Re: [PATCH 2/5] arm/arm64: KVM: Allow a VCPU to fully reset itself

Andrew Jones <drjones@xxxxxxxxxx> · Thu, 31 Jan 2019 11:12:54 +0100

On Thu, Jan 31, 2019 at 08:43:53AM +0100, Christoffer Dall wrote:
> On Wed, Jan 30, 2019 at 04:27:21PM +0100, Andrew Jones wrote:
> > On Wed, Jan 30, 2019 at 10:34:31AM +0100, Christoffer Dall wrote:
> > > On Tue, Jan 29, 2019 at 05:03:47PM +0100, Andrew Jones wrote:
> > > > On Fri, Jan 25, 2019 at 10:46:53AM +0100, Christoffer Dall wrote:
> > > > > From: Marc Zyngier <marc.zyngier@xxxxxxx>
> > > > > 
> > > > > The current kvm_psci_vcpu_on implementation will directly try to
> > > > > manipulate the state of the VCPU to reset it.  However, since this is
> > > > > not done on the thread that runs the VCPU, we can end up in a strangely
> > > > > corrupted state when the source and target VCPUs are running at the same
> > > > > time.
> > > > > 
> > > > > Fix this by factoring out all reset logic from the PSCI implementation
> > > > > and forwarding the required information along with a request to the
> > > > > target VCPU.
> > > > 
> > > > The last patch makes more sense, now that I see this one.

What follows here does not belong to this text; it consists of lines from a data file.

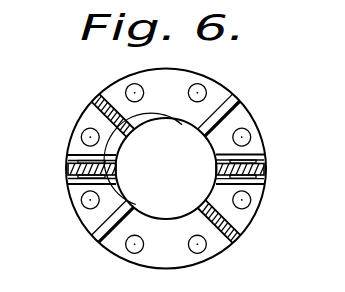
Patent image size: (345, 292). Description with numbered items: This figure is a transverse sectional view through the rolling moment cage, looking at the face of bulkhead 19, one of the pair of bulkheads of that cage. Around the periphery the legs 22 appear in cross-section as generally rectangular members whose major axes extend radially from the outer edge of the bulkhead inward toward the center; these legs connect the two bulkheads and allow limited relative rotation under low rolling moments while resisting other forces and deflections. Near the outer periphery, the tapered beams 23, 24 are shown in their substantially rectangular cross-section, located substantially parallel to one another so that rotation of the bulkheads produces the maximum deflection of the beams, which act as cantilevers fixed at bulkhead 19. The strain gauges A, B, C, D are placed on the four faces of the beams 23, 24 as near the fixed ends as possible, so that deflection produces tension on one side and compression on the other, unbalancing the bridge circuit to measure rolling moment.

The bulkhead 19 is at (178, 80).
The legs 22 is at (236, 99).
The tapered beam 23 is at (113, 165).
The tapered beam 24 is at (217, 163).
The gauge A is at (76, 154).
The gauge B is at (73, 184).
The gauge C is at (265, 152).
The gauge D is at (264, 180).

I guess their
> > > > order should be swapped.
> > > > 
> > > > > 
> > > > > Signed-off-by: Marc Zyngier <marc.zyngier@xxxxxxx>
> > > > > Signed-off-by: Christoffer Dall <christoffer.dall@xxxxxxx>
> > > > > ---
> > > > >  arch/arm/include/asm/kvm_host.h   | 10 +++++++++
> > > > >  arch/arm/kvm/reset.c              | 24 +++++++++++++++++++++
> > > > >  arch/arm64/include/asm/kvm_host.h | 11 ++++++++++
> > > > >  arch/arm64/kvm/reset.c            | 24 +++++++++++++++++++++
> > > > >  virt/kvm/arm/arm.c                | 10 +++++++++
> > > > >  virt/kvm/arm/psci.c               | 36 ++++++++++++++-----------------
> > > > >  6 files changed, 95 insertions(+), 20 deletions(-)
> > > > > 
> > > > > diff --git a/arch/arm/include/asm/kvm_host.h b/arch/arm/include/asm/kvm_host.h
> > > > > index ca56537b61bc..50e89869178a 100644
> > > > > --- a/arch/arm/include/asm/kvm_host.h
> > > > > +++ b/arch/arm/include/asm/kvm_host.h
> > > > > @@ -48,6 +48,7 @@
> > > > >  #define KVM_REQ_SLEEP \
> > > > >  	KVM_ARCH_REQ_FLAGS(0, KVM_REQUEST_WAIT | KVM_REQUEST_NO_WAKEUP)
> > > > >  #define KVM_REQ_IRQ_PENDING	KVM_ARCH_REQ(1)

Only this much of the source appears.